Préambule
Le Japon ne cesse décidément de nous surprendre. Sa miraculeuse croissance avait fait couler
beaucoup d’encre, de même que la spectaculaire crise dans laquelle il s’était enlisé au début
des années 1990. Puis, au moment où l’on commençait presque à le considérer comme un pays
« normal », voilà qu’il fait son come-back là où on ne l’attendait pas : dans le domaine de la
culture populaire.
Alors que le J-sense (« le sens japonais ») est devenu une référence incontournable dans notre
culture de masse et que les produits manufacturés nippons continuent de se déverser sur les
marchés mondiaux, cette superpuissance qui cumule à elle seule la production de la France, de
l’Allemagne et du Royaume-Uni, est singulièrement restée jusqu’ici un « nain diplomatique ».
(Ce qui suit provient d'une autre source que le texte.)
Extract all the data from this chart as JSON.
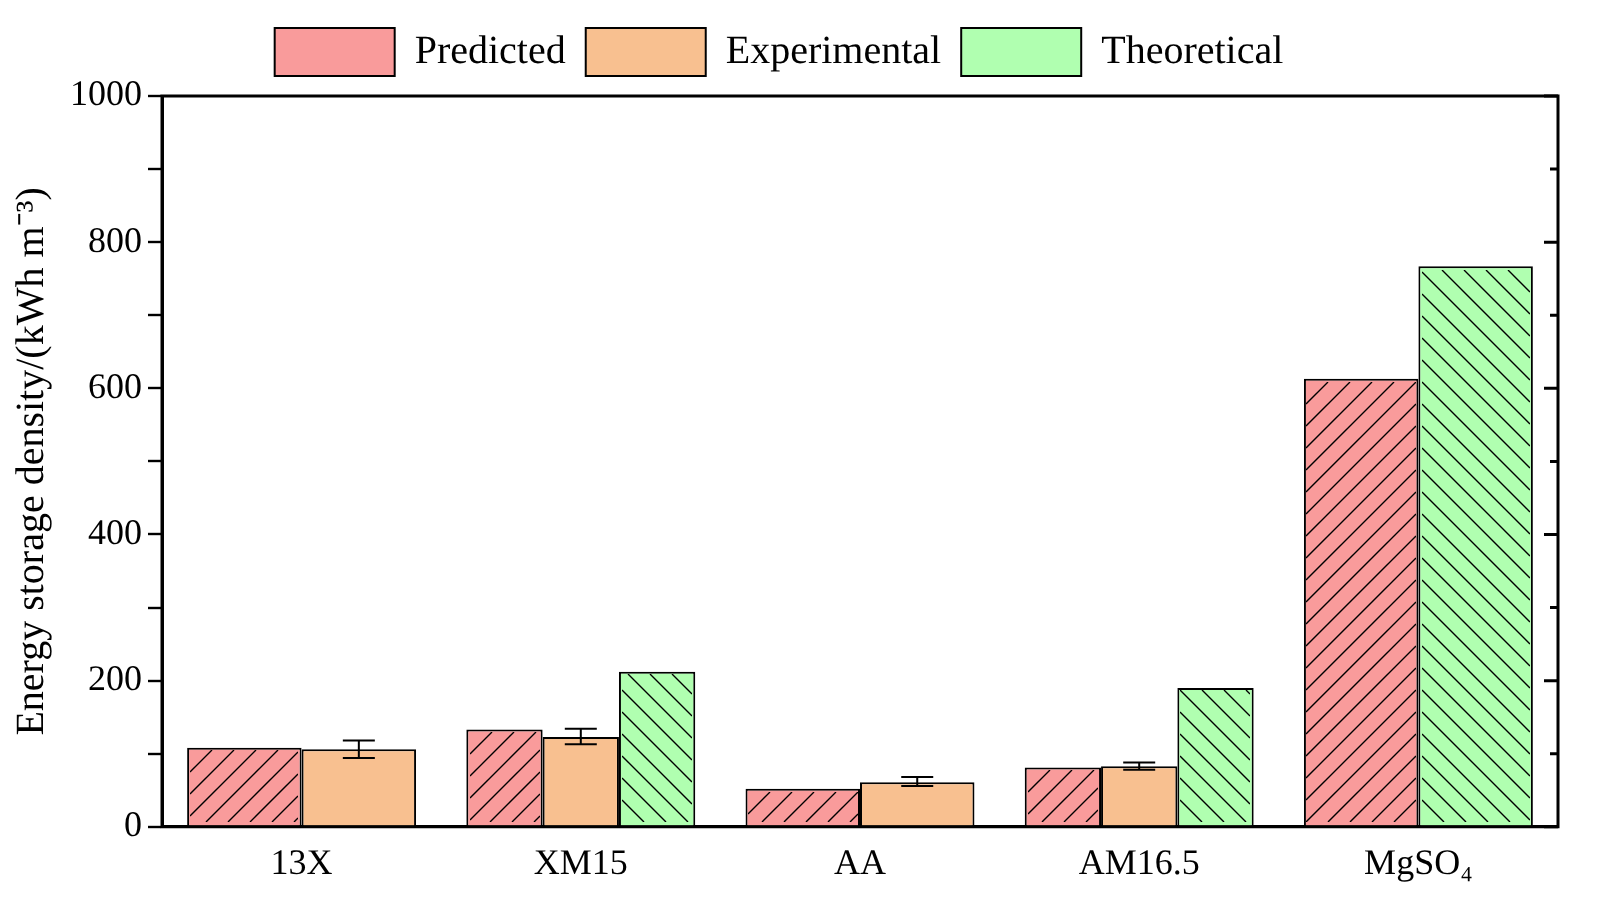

En témoignent les derniers événements en Irak, au cours desquels le Japon ne s’est pas départi
de son suivisme discret à l’égard des Etats-Unis.
Curieuse combinaison, donc, que l’hypertrophie économique (depuis peu également
culturelle) et l’atonie diplomatique de ce petit archipel dont la superficie – faut-il le rappeler ?
– n’excède pas 70% de celle de l’Hexagone ; un archipel de surcroît exposé à une haute
sismicité et pauvrement doté en ressources naturelles.
L’approche géographique apporte un éclairage à cet apparent paradoxe. Il est indéniable que
l’insularité du Japon, sa faible emprise territoriale et sa position excentrée dans les « cartes
géopolitiques » des XIX et XXe siècles, ont favorisé l’émergence d’un modèle de
développement original, tout en maintenant l’archipel à l’écart des grands centres de décision.
Ces traits singuliers ont été encore grossis par les choix internes de gouvernements : la
fermeture du pays sous les Tokugawa (du XVIIe au XIXe) pour préserver l’archipel de la
convoitise des puissances occidentales ; l’expansion coloniale nipponne, suivie de la mise
sous tutelle militaire américaine, dans un contexte régional fortement marqué par la Guerre
Froide; enfin, les politiques industrielles de l’après-guerre, qui ont concentré l’essentiel des
activités et des hommes sur une étroite bande littorale.
Mais, à l’aube du XXIe siècle, le Japon connaît une mutation radicale de son environnement.
Le déplacement du centre de gravité économique vers l’Asie a induit un actif mouvement de
recomposition politique qui commence déjà à infléchir la posture diplomatique du Japon. En
parallèle, le fameux « modèle » productif nippon donne des signes d’essoufflement depuis
que l’économie a atteint un stade de maturité avancée. Son organisation spatiale est
partiellement responsable des maux actuels de la société japonaise, en butte aux déséquilibres
territoriaux et aux disfonctionnements urbains. De toute évidence, la société japonaise, qui
atteint elle aussi un niveau de maturation élevée, devra se forger de nouveaux repères
identitaires et spatiaux dans le nouveau contexte mondialisé.